7: Max Rockatansky (Mel Gibson)Mad Max 3: Beyond Thunderdome (1985) Even though Mad Max 2 (1982) is supposedly a sci-fi action film, Mel Gibson’s disaffected ‘road warrior’ is one of the greatest heartless spaghetti western characters ever put on screen. Ruthless, unsentimental and pragmatic to the point of psychopathy, Max is a classic tough guy in the very best old-school sense.

Then, in Thunderdome, he meets a bunch of orphaned kids at a plane wreck who, like lost goslings, think that he is the airline pilot who swore to protect them before he disappeared. Our Max decides to take them under his wing to a better life. [Vomit]

6: Spike – a.k.a.
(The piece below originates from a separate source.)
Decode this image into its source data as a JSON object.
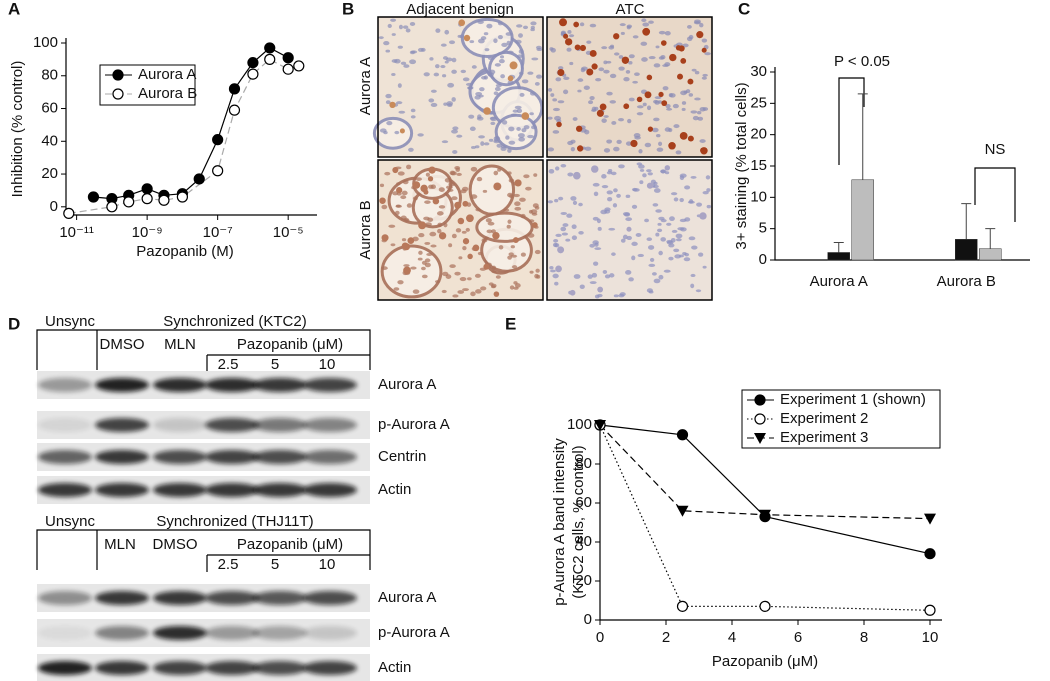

William “the Bloody” (James Marsters)Buffy The Vampire Slayer (US TV 1997-2003) I don’t mind that the clearly-insane and rampantly murderous London-born vampire was to prove a mess of mixed-up feelings, severely in need of a shrink for his oedipal complex and many other issues. The problem was when he stopped being the enemy and ‘joined the team’, coercion or not. After entering the series with the excellent Juliet Landau as a freeform undead Vicious/Spungen combo, it was sad to see Marsters reduced to eccentric comic relief, even if he was very funny.

5: Arthur Fonzarelli (Henry Winkler)Happy Days (US TV 1974-84) The coolest dude on TV, capable of communicating many things only with the letter ‘A’ at his disposal, gradually turned into a preachy-teachy, politically-correct, shark-jumping satire of himself over the ten-year run of the hit retro show. Eventually Fonzie became such an utter pussy that you wanted to leave him a bowl of milk at night. We love Winkler at Den Of Geek, and we understand it was just a gig and that The Show Must Go On, but my God, it went on and on and on, in every way…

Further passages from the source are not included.